Asahi Lina March 9, 2023, 9:43 a.m. UTC | #12
On 09/03/2023 17.42, Christian König wrote:
> Am 08.03.23 um 20:37 schrieb Asahi Lina:
>> On 09/03/2023 03.12, Christian König wrote:
>>> Am 08.03.23 um 18:32 schrieb Asahi Lina:
>>>> [SNIP]
>>>> Yes but... none of this cleans up jobs that are already submitted by the
>>>> scheduler and in its pending list, with registered completion callbacks,
>>>> which were already popped off of the entities.
>>>>
>>>> *That* is the problem this patch fixes!
>>> Ah! Yes that makes more sense now.
>>>
>>>>> We could add a warning when users of this API doesn't do this
>>>>> correctly, but cleaning up incorrect API use is clearly something we
>>>>> don't want here.
>>>> It is the job of the Rust abstractions to make incorrect API use that
>>>> leads to memory unsafety impossible. So even if you don't want that in
>>>> C, it's my job to do that for Rust... and right now, I just can't
>>>> because drm_sched doesn't provide an API that can be safely wrapped
>>>> without weird bits of babysitting functionality on top (like tracking
>>>> jobs outside or awkwardly making jobs hold a reference to the scheduler
>>>> and defer dropping it to another thread).
>>> Yeah, that was discussed before but rejected.
>>>
>>> The argument was that upper layer needs to wait for the hw to become
>>> idle before the scheduler can be destroyed anyway.
>> Unfortunately, that's not a requirement you can encode in the Rust type
>> system easily as far as I know, and Rust safety rules mean we need to
>> make it safe even if the upper layer doesn't do this... (or else we have
>> to mark the entire drm_sched abstraction unsafe, but that would be a pity).
> 
> Yeah, that should really not be something we should do.
> 
> But you could make the scheduler depend on your fw context object, don't 
> you?

Yes, and that would fix the problem for this driver, but it wouldn't
make the abstraction safe. The thing is we have to make it *impossible*
to misuse drm_sched in such a way that it crashes, at the Rust
abstraction level. If we start depending on the driver following rules
like that, that means the drm_sched abstraction has to be marked unsafe.

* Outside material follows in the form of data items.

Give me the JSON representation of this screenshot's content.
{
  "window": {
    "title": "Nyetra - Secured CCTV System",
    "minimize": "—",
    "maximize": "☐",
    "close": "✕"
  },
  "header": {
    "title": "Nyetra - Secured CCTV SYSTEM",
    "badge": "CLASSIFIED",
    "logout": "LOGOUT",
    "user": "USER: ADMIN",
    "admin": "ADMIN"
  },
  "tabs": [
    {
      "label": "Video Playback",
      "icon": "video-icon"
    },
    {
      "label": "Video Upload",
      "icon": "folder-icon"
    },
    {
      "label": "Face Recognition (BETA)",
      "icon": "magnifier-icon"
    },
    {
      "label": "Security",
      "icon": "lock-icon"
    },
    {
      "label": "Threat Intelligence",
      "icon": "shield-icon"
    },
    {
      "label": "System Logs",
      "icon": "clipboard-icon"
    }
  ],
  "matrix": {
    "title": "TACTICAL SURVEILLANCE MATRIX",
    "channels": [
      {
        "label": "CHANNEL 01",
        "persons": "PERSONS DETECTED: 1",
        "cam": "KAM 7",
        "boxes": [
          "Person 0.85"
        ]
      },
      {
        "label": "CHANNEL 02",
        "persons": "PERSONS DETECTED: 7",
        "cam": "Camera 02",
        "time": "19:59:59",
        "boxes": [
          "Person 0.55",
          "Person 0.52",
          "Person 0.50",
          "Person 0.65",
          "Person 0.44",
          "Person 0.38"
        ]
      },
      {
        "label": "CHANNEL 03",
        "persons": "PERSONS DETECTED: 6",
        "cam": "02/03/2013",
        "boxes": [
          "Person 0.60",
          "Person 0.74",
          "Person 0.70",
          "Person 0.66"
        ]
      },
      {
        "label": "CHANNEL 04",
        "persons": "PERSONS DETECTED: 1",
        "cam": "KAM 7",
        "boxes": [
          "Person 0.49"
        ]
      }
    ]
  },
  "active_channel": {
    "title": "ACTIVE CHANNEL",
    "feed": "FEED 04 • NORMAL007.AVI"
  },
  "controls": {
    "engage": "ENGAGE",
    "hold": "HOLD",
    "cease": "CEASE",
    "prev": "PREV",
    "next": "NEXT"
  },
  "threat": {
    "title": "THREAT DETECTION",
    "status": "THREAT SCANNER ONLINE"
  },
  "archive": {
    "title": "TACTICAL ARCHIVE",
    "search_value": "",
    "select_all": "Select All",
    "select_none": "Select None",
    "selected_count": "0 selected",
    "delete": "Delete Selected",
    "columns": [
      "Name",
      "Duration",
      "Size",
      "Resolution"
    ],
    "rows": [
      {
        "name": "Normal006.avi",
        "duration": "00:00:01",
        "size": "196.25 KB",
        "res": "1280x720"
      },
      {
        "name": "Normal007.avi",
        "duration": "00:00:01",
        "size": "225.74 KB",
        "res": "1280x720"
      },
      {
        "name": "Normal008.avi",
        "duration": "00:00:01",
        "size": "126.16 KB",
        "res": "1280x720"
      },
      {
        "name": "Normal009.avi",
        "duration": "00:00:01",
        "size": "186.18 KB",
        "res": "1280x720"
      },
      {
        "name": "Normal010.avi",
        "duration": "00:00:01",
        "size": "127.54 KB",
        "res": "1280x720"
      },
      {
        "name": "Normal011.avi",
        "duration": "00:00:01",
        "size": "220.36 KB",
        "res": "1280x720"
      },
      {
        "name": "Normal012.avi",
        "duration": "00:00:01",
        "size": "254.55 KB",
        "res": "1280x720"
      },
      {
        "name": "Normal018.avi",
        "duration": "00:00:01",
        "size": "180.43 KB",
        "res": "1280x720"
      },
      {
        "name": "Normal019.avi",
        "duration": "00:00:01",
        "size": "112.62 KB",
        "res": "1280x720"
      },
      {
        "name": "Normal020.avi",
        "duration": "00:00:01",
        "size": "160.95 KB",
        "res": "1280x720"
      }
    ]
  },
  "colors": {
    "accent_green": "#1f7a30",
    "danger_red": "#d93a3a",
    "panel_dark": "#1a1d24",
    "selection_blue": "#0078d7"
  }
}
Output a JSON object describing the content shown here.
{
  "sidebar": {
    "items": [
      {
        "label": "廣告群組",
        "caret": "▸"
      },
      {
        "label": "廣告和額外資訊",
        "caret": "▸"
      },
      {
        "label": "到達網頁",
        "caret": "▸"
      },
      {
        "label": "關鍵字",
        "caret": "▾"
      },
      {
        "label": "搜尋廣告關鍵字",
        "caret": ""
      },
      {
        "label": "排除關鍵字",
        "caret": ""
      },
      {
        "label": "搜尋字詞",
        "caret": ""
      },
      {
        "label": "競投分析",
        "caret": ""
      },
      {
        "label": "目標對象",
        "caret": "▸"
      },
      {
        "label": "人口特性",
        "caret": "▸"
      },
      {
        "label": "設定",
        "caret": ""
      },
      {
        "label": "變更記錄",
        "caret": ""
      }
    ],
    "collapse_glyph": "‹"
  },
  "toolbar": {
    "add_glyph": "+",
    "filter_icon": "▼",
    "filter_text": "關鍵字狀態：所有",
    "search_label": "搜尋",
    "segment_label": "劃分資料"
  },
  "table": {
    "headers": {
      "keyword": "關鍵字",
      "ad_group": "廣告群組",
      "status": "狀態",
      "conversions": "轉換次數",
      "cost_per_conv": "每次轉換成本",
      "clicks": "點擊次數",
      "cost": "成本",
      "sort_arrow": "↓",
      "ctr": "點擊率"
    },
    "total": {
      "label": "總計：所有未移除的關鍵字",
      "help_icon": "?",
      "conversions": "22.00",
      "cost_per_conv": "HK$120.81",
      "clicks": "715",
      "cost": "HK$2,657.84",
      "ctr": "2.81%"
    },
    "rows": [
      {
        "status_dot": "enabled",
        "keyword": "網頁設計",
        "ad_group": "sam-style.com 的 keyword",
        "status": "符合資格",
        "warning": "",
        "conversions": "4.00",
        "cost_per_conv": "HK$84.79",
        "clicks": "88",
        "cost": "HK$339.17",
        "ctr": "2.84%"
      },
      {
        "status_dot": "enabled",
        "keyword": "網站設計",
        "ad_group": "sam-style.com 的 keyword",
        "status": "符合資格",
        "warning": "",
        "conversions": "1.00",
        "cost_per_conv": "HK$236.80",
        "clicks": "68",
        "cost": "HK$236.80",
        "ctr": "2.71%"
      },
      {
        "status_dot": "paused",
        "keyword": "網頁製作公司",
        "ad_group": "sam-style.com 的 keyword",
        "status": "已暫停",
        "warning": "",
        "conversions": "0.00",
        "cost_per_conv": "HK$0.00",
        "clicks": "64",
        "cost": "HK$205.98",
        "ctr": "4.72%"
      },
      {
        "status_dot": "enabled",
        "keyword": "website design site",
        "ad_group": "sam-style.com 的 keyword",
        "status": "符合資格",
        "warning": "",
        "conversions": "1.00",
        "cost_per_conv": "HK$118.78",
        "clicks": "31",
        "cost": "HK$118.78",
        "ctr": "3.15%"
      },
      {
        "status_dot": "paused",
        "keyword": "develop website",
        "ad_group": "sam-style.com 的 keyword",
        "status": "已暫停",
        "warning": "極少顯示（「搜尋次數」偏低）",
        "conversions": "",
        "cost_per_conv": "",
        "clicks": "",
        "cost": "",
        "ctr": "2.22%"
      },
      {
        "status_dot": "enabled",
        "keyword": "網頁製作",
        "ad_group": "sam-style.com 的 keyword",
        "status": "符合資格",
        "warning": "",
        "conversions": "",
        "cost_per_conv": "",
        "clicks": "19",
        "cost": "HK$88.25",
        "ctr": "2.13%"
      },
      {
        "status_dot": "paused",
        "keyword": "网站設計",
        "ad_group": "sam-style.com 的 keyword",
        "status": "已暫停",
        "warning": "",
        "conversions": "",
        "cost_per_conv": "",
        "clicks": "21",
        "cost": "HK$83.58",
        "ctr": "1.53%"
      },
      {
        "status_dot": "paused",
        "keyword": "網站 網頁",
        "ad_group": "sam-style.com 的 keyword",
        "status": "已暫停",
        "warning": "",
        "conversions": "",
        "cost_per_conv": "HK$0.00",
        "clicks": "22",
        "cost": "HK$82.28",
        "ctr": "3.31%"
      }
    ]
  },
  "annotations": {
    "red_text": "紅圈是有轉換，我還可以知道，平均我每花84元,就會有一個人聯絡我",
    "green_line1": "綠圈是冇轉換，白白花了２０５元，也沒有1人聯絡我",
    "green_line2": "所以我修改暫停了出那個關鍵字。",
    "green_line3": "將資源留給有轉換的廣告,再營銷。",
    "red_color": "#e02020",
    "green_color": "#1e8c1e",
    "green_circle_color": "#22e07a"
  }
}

> Detaching the scheduler from the underlying hw fences is certainly 
> possible, but we removed that functionality because some people people 
> tried to force push some Windows recovery module into Linux. We are in 
> the process of reverting that and cleaning things up once more, but that 
> will take a while.

Okay, but I don't see why that should block the Rust abstractions... I
don't even need a new API to do that, all I need is to know that
drm_sched_fini() will do it so it won't crash when the hw fences
complete later, as this patch does.

> Instead of detaching you could also block for the hw to become idle, but 
> if you do that synchronous on process termination you run into trouble 
> as well.

Yes, but again this something that can only be done at the driver level
so it doesn't solve the safe abstraction problem...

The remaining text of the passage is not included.